Ma poi, a ripensarci, di cosa è colpevole Kafka? Di non volersi sposare con Felice? Di non voler fare l’avvocato (né tanto meno l’assicuratore)? Di volersene andare da Praga? Di essere agnostico e di non sentirsi quindi abbastanza ebreo? No, niente di tutto questo. Kafka è colpevole come ogni essere venuto al mondo. La colpa che traspare nei suoi racconti non è un fardello morale, né tantomeno religioso, è una stigmate ontologica. Ha a che fare col nostro venire alla luce, con l’essere usciti dal niente che ci preesisteva e a cui torneremo. La colpa precede anche il peccato originale. Ne è la causa, non la conseguenza. Il peccato è un atto, la colpa uno stato dell’essere. Non si cade in quanto peccatori, semmai si è gravati dal peccato come esseri colpevoli, apparsi all’improvviso dall’infinito, il luogo buio e sconfinato da cui ogni cosa si manifesta e poi per necessità scompare. Presa così, la morte è nient’altro che la pena per il nostro breve passaggio sulla terra, per quale altra ragione dovremmo andarcene se non per scontare l’affronto di essere nati? La colpa in Kafka sembra originata da una costitutiva ebreità del vivente, Il processo rivela questa specie di ebraismo cosmico. Animali e umani, con lo stesso «viso semita», come nella Capra di Umberto Saba. Non aiuterebbe oggi pensarla tutti così, anche al tavolo dei negoziati per il futuro di Gaza?
Perché leggere Kafka?
Perché è il primo a manifestare la propria radicale non appartenenza. La sua identità prende forma per sottrazione, dal non appartenere a niente e a nessuno. Non appartiene alla comunità israelita («Cos’ho in comune con gli ebrei? Non ho niente in comune neanche con me stesso», dai Diari). Non appartiene alla sua famiglia, meno che meno all’ambiente di commercianti e imprenditori praghesi in cui il padre lo vorrebbe inserire («Ero necessariamente schierato con il personale. Il rapporto che stabilivo con i miei simili agì oltre il negozio e verso il futuro», dalla Lettera al padre). Non appartiene alla lingua che ha scelto per scrivere («Non ho mai vissuto in mezzo a gente tedesca», da una lettera a Milena). Non appartiene a Praga, oggi i suoi concittadini lo leggono in traduzione. Non appartiene alle sue donne: con Felice e Milena si tratta soprattutto di un rapporto epistolare, dove il lavorio della scrittura cristallizza la distanza almeno quanto alimenti il desiderio («Impossibile la convivenza con chicchessia», dai Diari). Per Dora il discorso è diverso, la storia comincia subito, già al primo incontro. Lui torna a raccogliere le sue poche cose a Praga e la raggiunge in un lampo a Berlino. Forse le condizioni di salute ormai compromesse aprono uno spiraglio a un amore più gioioso, meno gravato dalla colpa. Comunque sia, Franz non appartiene neanche a Dora, anzi, oserei dire che Franz non appartiene appieno neanche all’universo eterosessuale. Pur avendo solo relazioni con donne, nei suoi testi semina qua e là segnali ambigui, che potrebbero anche essere interpretati come cripto-omosessuali. Cos’è quel prolungato incontro con un certo «conoscente» in Descrizione di una battaglia? Nel racconto il narratore, meditando sul nuovo possibile amico, dice tra sé: «Purché le ragazze non me lo sciupino». E cosa c’è sotto il suicidio del protagonista della Condanna? Perché ha tergiversato così a lungo prima di comunicare al lontano sodale finito in Russia la notizia del suo fidanzamento? Se non c’è sotto qualcos’altro, nella feroce requisitoria del padre, perché non lo manda al diavolo invece di suicidarsi?

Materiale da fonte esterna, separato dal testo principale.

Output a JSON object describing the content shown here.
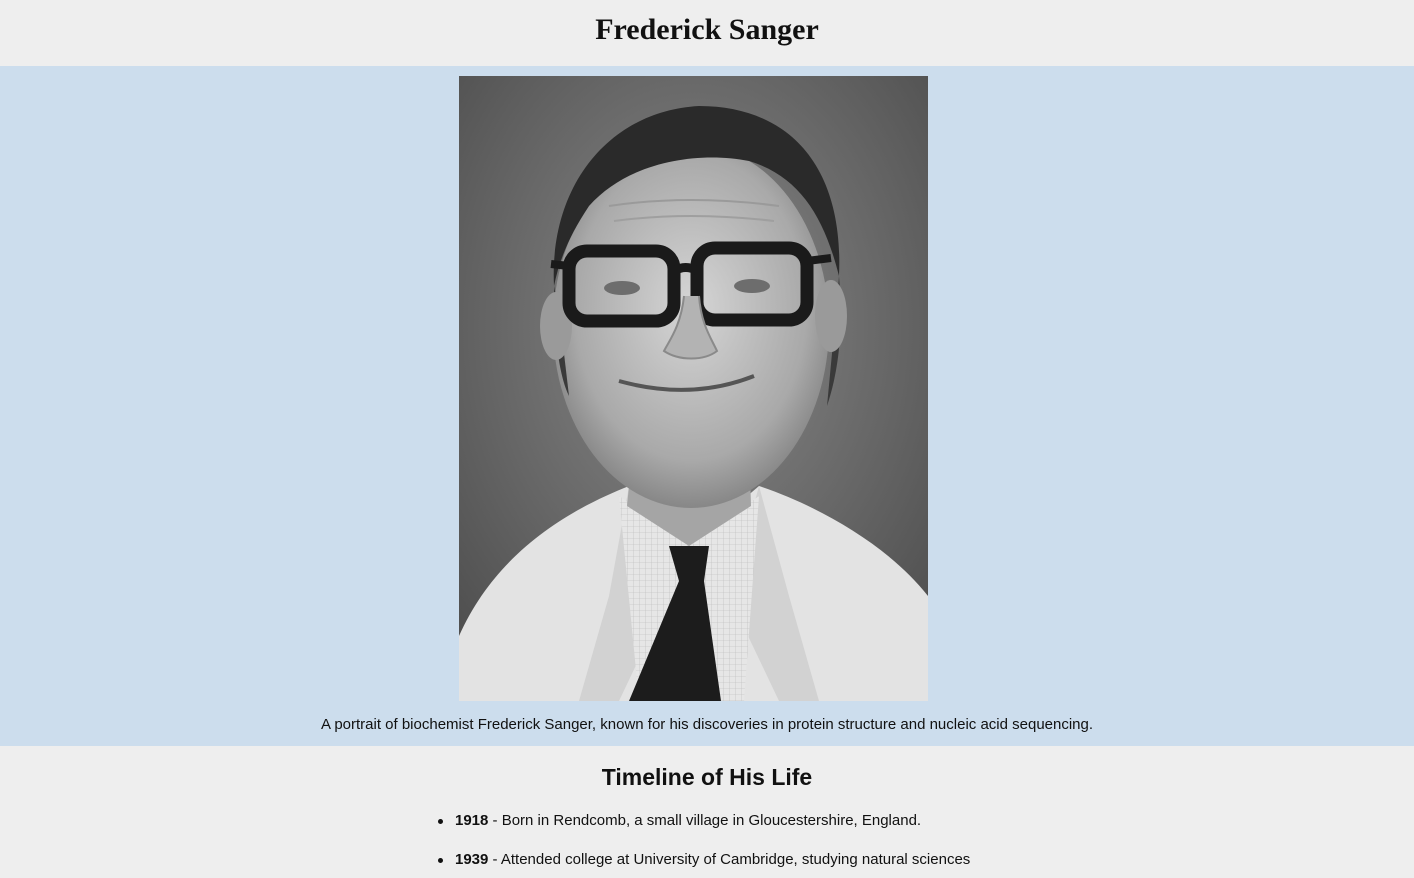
{
  "header": {
    "title": "Frederick Sanger"
  },
  "portrait": {
    "caption": "A portrait of biochemist Frederick Sanger, known for his discoveries in protein structure and nucleic acid sequencing."
  },
  "timeline": {
    "heading": "Timeline of His Life",
    "events": [
      {
        "year": "1918",
        "text": " - Born in Rendcomb, a small village in Gloucestershire, England."
      },
      {
        "year": "1939",
        "text": " - Attended college at University of Cambridge, studying natural sciences"
      }
    ]
  }
}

Allora, a questo punto, azzardo ancora: non solo Franz sembra avere un orientamento sessuale poco chiaro, non solo è disturbato dall’eros («Il coito come punizione della felicità di essere insieme», dai Diari), ma forse non si sente di appartenere neanche a un genere preciso, accennando talvolta, in ciò che scrive, all’espressione di un binarismo decisamente in anticipo sui tempi. Basti pensare al mostriciattolo Odradek, nato non a caso in un racconto intitolato Il cruccio di un padre di famiglia (lo era Franz, per papà Hermann?), un rocchetto mobilissimo, tutto raggi e bacchette, un essere indefinito, mutante, fluido, un corpo arioso, un corpo indecidibile, fatto di sola anima. Odradek, ecco una plausibile identità disforica di Franz. E ora ditemi se c’è qualcosa di più contemporaneo di questo sentimento di non appartenenza, di questo «non sentirsi a casa nel mondo», se c’è qualcosa che ci riguardi di più, oggi, dell’estraneità di una persona timida, riservata, e tuttavia fissata col corpo, che fino alla fine si ritrae senza troppi dettagli nel perpetuo movimento del suo diventare un altro, e un altro, e un altro.